'Mekorot' is the name of Israel's national water company, to Gazans it means something else
It's been seven months since the ceasefire in Gaza, but reconstruction has barely begun, water remains contaminated, and minimal aid is getting through the strip. This is what life is like for its residents.
Jihad Qasim is a barber and works from a tent on a street of ruined buildings. (ABC News)
On a dusty roadside in west Gaza City, Jihad Qasim tunes out the ceaseless rattle of the passing traffic and focuses on his clientele.
There's the kerbside consultation: "You want to grow it?" he asks one young customer. "Let it grow so we can do a curly hairstyle?"
And for an older client, empathy: "You go to work and come back empty-handed," he agrees.
Mr Qasim loses himself in his work, singing quietly as he skims his trimmer across a client's head, before he returns to one of Gaza's many problems.
Jihad Qasim pays for electricity that is provided by private generator owners, but even then, it is unreliable. (ABC News)
"You know, the electricity today is so expensive," he notes.
Twenty-eight shekels is about $14, which must be paid to private generator owners, or his trimmers can't be charged.
"If the electricity is there, you can work, finish, cut, but when it goes, you just stop."
Almost eight months after a ceasefire between Israel and Hamas ended major hostilities in Gaza, although low-level conflict grinds on, daily life for the strip's 2.1 million residents is governed by the unpredictability of the essentials: power, water and food.
Daily life remains a struggle for Gaza's 2.1 million residents. (Reuters: Dawoud Abu Alkas)

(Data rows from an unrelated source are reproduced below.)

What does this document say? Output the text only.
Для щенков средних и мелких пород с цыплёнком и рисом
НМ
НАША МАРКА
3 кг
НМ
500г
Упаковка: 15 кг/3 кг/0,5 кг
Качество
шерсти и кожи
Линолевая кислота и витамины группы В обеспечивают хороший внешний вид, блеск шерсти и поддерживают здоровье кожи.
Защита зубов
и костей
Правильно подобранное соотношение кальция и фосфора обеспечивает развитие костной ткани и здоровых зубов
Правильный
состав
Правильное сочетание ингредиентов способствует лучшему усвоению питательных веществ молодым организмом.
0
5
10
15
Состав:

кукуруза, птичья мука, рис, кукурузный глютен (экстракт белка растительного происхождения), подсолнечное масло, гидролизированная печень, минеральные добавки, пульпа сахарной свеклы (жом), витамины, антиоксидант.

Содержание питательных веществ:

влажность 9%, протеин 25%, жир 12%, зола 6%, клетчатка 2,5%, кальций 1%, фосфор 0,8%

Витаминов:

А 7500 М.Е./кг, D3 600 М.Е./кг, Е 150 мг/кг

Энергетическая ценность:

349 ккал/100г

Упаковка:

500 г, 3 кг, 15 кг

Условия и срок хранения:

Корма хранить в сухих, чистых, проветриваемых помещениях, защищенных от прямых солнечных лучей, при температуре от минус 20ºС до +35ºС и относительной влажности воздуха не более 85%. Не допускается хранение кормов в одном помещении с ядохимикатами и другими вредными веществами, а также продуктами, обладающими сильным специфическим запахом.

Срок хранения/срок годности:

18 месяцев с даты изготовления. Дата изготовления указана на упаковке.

Water pumped in from Israel runs through a network of damaged pipes and is unsafe to drink, or often, to wash with.
It's known as "Mekorot" — the name of Israel's national water company.
"Not even for washing clothes. When your wife washes the clothes, they get ruined," he says.
Médecins Sans Frontières delivers millions of litres of water each day inside Gaza. (Supplied: Medecins Sans Frontieres)
In December, Israel banned 37 international NGOs from operating in Gaza.
Those that remain, including Médecins Sans Frontières (MSF) and Mercy Corps, spend a great deal of time and money treating water so it is safe to drink.
"We end up having to make a lot of the water with reverse osmosis water plants," MSF aid worker Craig Kenzie says.
Mr Kenzie says new machinery and many of the materials used to repair the treatment plants are blocked from entering Gaza.
Some aid agencies that are allowed to operate in Gaza treat water inside the territory and then truck it to distribution points. (Reuters: Mahmoud Issa)
"So these are things we've had to kind of Frankenstein together by salvaging parts to make sure that we still end up having water provided for the people," he says.